# Spybot?



## jfarnsworth (Nov 11, 2006)

Has anyone else tried to download any new patches and/or securities in the last couple of weeks? Each time I try and download it comes up saying bad checkscum. I was curious if anyone else had that show up and what'd they do?


----------



## bydand (Nov 11, 2006)

Just tried after I read your post.  Worked just fine.


----------



## matt.m (Nov 11, 2006)

I use spybot and have updated no problem.  Uninstall, reboot, and reinstall.  This will most likely solve the problem.


----------



## Matthew McMullen (Nov 11, 2006)

Try switching the download location.  The version I have (1.4) defaults to Safer Networking #2 and I had the same problem but when I switched to See-Cure #1 and I downloaded the updates without a problem.


----------



## BlackCatBonz (Nov 12, 2006)

Jason, sometimes I've encountered the same problem, but only when it involved multiple updates.
I just downloaded each update individually and it worked.


----------



## Jade Tigress (Nov 12, 2006)

jfarnsworth said:


> Has anyone else tried to download any new patches and/or securities in the last couple of weeks? Each time I try and download it comes up saying bad checkscum. I was curious if anyone else had that show up and what'd they do?

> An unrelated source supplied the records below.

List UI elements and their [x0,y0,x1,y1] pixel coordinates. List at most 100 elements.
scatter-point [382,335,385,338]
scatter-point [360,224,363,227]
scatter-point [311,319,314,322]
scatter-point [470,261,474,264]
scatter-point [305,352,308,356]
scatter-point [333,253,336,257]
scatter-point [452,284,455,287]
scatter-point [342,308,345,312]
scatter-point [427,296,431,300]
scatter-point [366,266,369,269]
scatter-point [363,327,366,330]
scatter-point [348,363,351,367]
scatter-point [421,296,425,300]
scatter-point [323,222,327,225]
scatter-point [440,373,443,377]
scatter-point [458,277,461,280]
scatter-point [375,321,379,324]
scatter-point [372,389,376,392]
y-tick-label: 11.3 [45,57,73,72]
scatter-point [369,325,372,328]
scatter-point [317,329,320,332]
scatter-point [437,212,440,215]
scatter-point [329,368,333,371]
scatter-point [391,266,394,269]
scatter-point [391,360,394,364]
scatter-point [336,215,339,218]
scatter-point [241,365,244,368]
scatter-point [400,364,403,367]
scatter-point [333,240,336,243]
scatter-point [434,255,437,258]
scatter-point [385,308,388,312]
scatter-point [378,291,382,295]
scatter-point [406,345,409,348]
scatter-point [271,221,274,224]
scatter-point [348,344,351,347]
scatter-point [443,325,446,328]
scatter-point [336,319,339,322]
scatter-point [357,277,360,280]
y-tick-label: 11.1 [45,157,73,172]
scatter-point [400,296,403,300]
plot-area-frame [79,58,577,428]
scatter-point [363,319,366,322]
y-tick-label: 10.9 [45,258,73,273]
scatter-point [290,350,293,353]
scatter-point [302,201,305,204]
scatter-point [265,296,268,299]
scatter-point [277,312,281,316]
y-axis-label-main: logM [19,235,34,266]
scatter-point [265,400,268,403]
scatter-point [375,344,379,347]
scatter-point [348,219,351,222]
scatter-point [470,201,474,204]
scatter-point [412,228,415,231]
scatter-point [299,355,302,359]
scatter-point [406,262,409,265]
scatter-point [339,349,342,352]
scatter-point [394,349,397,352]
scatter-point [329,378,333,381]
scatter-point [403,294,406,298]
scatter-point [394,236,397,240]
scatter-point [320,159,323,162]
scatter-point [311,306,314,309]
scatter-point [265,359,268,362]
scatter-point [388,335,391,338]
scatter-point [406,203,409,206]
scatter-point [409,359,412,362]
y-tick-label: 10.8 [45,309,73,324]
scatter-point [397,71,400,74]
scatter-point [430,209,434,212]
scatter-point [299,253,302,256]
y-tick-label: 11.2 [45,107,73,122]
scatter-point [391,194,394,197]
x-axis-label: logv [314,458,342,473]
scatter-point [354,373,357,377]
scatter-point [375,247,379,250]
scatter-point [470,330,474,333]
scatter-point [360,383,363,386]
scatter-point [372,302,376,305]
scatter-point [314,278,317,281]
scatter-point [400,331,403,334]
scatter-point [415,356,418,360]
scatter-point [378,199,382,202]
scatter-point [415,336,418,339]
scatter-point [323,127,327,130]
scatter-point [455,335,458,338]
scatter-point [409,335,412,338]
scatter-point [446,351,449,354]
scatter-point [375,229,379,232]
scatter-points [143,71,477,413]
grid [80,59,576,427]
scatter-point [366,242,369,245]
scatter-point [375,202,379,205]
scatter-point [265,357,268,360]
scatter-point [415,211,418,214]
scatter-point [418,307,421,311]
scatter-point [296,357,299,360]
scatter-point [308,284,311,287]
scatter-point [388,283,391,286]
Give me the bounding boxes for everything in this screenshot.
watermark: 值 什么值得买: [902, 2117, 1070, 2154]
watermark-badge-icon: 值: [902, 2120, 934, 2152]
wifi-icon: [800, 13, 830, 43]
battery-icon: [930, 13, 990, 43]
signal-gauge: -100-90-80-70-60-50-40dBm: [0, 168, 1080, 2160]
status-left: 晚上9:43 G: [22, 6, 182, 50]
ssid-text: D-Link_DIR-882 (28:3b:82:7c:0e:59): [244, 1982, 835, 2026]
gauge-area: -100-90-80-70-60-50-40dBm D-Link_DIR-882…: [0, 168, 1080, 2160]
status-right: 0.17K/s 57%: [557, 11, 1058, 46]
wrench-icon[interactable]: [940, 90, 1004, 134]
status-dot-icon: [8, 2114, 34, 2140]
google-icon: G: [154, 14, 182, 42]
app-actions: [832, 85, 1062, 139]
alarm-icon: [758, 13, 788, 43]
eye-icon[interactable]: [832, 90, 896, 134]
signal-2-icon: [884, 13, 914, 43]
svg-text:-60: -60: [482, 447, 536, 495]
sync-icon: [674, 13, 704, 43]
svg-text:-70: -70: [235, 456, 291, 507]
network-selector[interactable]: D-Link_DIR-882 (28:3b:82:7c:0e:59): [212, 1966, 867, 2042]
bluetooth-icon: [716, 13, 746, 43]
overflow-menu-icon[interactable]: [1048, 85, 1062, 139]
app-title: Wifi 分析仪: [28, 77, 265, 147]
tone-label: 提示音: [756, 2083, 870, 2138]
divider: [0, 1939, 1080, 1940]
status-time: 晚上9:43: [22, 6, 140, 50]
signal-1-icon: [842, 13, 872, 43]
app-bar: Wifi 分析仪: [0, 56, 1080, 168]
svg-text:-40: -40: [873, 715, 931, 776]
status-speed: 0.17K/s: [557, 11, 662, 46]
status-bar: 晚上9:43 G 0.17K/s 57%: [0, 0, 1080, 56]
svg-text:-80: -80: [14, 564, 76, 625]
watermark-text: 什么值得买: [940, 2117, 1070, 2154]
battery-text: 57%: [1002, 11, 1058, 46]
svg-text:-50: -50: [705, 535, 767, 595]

I thought it was just me. Was going to ask about it here too. I will try some of the suggestions given.


----------



## dubljay (Nov 12, 2006)

When all else fails, un-install it, and re-install it.  I had to do that about a year back, no problems since then.


----------



## Jade Tigress (Nov 12, 2006)

Uninstalled, reinstalled, problem solved.


----------



## dubljay (Nov 12, 2006)

Jade Tigress said:


> Uninstalled, reinstalled, problem solved.



Good to hear.  This little lesson I learned with another piece of software which you all might be familiar with... its called Microsoft Windows.  LOL


----------